Foto Rocco Casaluci
Anna Galletti
“Non
siamo altro che la somma delle nostre illusioni, per non dire degli errori dei
quali tracciamo una maschera, un emblema sociale”(… n’étant nous même que la somme de nos illusions, pour ne pas dire
des erreurs dont nous tirons un masque, une figure sociale - Richard
Millet, “Sibelius”).
La
giovanissima Butterfly ha l’occasione di sfuggire alla povertà e di costruire
il suo emblema di moglie di un ufficiale della marina americana. Giunge a ripudiare
la sua religione, ad accettare di essere rinnegata dalla sua famiglia, a
parlare del Paese del marito come del proprio. La sua illusione dura tre anni.

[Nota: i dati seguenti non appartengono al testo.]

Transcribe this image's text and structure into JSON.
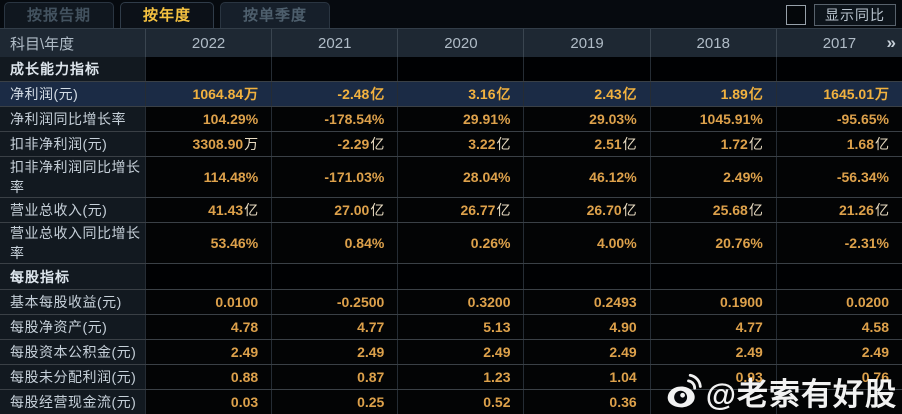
{
  "tabs": [
    {
      "label": "按报告期",
      "active": false
    },
    {
      "label": "按年度",
      "active": true
    },
    {
      "label": "按单季度",
      "active": false
    }
  ],
  "controls": {
    "show_yoy_label": "显示同比",
    "checkbox_checked": false
  },
  "table": {
    "corner_label": "科目\\年度",
    "years": [
      "2022",
      "2021",
      "2020",
      "2019",
      "2018",
      "2017"
    ],
    "more_icon": "»",
    "rows": [
      {
        "type": "section",
        "label": "成长能力指标",
        "values": [
          "",
          "",
          "",
          "",
          "",
          ""
        ]
      },
      {
        "type": "highlight",
        "label": "净利润(元)",
        "values": [
          "1064.84万",
          "-2.48亿",
          "3.16亿",
          "2.43亿",
          "1.89亿",
          "1645.01万"
        ]
      },
      {
        "type": "data",
        "label": "净利润同比增长率",
        "values": [
          "104.29%",
          "-178.54%",
          "29.91%",
          "29.03%",
          "1045.91%",
          "-95.65%"
        ]
      },
      {
        "type": "data",
        "label": "扣非净利润(元)",
        "values": [
          "3308.90万",
          "-2.29亿",
          "3.22亿",
          "2.51亿",
          "1.72亿",
          "1.68亿"
        ]
      },
      {
        "type": "data",
        "label": "扣非净利润同比增长率",
        "values": [
          "114.48%",
          "-171.03%",
          "28.04%",
          "46.12%",
          "2.49%",
          "-56.34%"
        ]
      },
      {
        "type": "data",
        "label": "营业总收入(元)",
        "values": [
          "41.43亿",
          "27.00亿",
          "26.77亿",
          "26.70亿",
          "25.68亿",
          "21.26亿"
        ]
      },
      {
        "type": "data",
        "label": "营业总收入同比增长率",
        "values": [
          "53.46%",
          "0.84%",
          "0.26%",
          "4.00%",
          "20.76%",
          "-2.31%"
        ]
      },
      {
        "type": "section",
        "label": "每股指标",
        "values": [
          "",
          "",
          "",
          "",
          "",
          ""
        ]
      },
      {
        "type": "data",
        "label": "基本每股收益(元)",
        "values": [
          "0.0100",
          "-0.2500",
          "0.3200",
          "0.2493",
          "0.1900",
          "0.0200"
        ]
      },
      {
        "type": "data",
        "label": "每股净资产(元)",
        "values": [
          "4.78",
          "4.77",
          "5.13",
          "4.90",
          "4.77",
          "4.58"
        ]
      },
      {
        "type": "data",
        "label": "每股资本公积金(元)",
        "values": [
          "2.49",
          "2.49",
          "2.49",
          "2.49",
          "2.49",
          "2.49"
        ]
      },
      {
        "type": "data",
        "label": "每股未分配利润(元)",
        "values": [
          "0.88",
          "0.87",
          "1.23",
          "1.04",
          "0.93",
          "0.76"
        ]
      },
      {
        "type": "data",
        "label": "每股经营现金流(元)",
        "values": [
          "0.03",
          "0.25",
          "0.52",
          "0.36",
          "",
          ""
        ]
      }
    ]
  },
  "watermark": {
    "icon": "weibo-icon",
    "text": "@老索有好股"
  },
  "colors": {
    "accent_gold": "#dda14b",
    "highlight_gold": "#f2b23f",
    "highlight_row_bg": "#1b2b45",
    "active_tab_text": "#f5c241"
  }
}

Nonostante tutti gli avvertimenti sulla sua reale situazione di moglie
abbandonata e le vie d’uscita che le vengono offerte, la maschera di illusioni
e di errori è troppo potente, troppo reale perché possa allontanarsene. Quando
la maschera le viene strappata, per lei non è più possibile passare, pur
dolorosamente, dall’oscurità delle illusioni alla luce della verità. L’unica
scelta che le rimane è andare incontro all’oscurità definitiva. Anche se può apparire culturalmente e
temporalmente distante, è facile identificarsi nel dramma di Butterfly, perché
tutti noi, consapevoli o meno, abbiamo la nostra maschera, che filtra la luce e
dà alla realtà una sua dimensione, la dimensione che noi vogliamo creare. Sarebbe
facile riconoscersi in questa
raffigurazione dell’inganno e della solitudine umani anche se non ci
fossero le parole, perché la musica di Puccini qui parla da sola. L’orchestra,
diretta da Hirofumi Yoshida in
maniera determinata, ma al tempo stesso
poetica e a tratti commossa, avvolge il cammino della protagonista verso la
tragedia rispettando ed esaltando la molteplicità di stili, gradazioni,
chiaroscuri, ombreggiature che la complessa partitura dell’Autore presenta. Il ruolo di Butterfly nella prima del 14
febbraio è interpretato da Mina Tasca
Yamazaki, che sostituisce all’ultimo momento Olga Busuioc. La soprano
giapponese, naturalizzata italiana, è considerata una delle migliori interpreti
attuali di Butterfly. La sua presenza scenica è appassionata e coerente, senza
trascendere in eccessi. L’intensità della sua recitazione riscatta, però, solo
in parte una voce bella e fresca, ma priva dei colori e dell’estensione richiesti
da questo ruolo, peraltro pressoché totalizzante nel contesto dell’opera. Il
Pinkerton di Luciano Ganci risulta
troppo cialtrone, quasi caricaturale, e quindi fuori contesto. La voce di Ganci
è potente, ma l’uso che qui il tenore ne fa non suscita grande apprezzamento. Anche
l’interazione tra i due, Yamazaki e Ganci, risulta spesso problematica, anche
se questo può essere giustificato dalla tardiva sostituzione di Yamazaki.
Elegante e corretta la Suzuki di Antonella
Colaianni, che occupa lo spazio che deve, in scena e vocalmente. Anche Filippo Polinelli costruisce con cura e
con aderenza al libretto il suo Sharpless, che non delude le aspettative. La rappresentazione è stata, nel suo
complesso, sostenuta dall’accurata regia di Valentina Brunetti e dalla scenografia, già creata per il Teatro
Comunale di Bologna nel 2009, di Giada
Abiendi. Una scenografia priva di orpelli, minimalista, ma eloquente, che
si riduce atto dopo atto fino a lasciare spazio quasi assoluto alla drammatica
e finale solitudine di Butterfly. Una scenografia che avrebbe richiesto e
meritato una diversa qualità vocale della protagonista.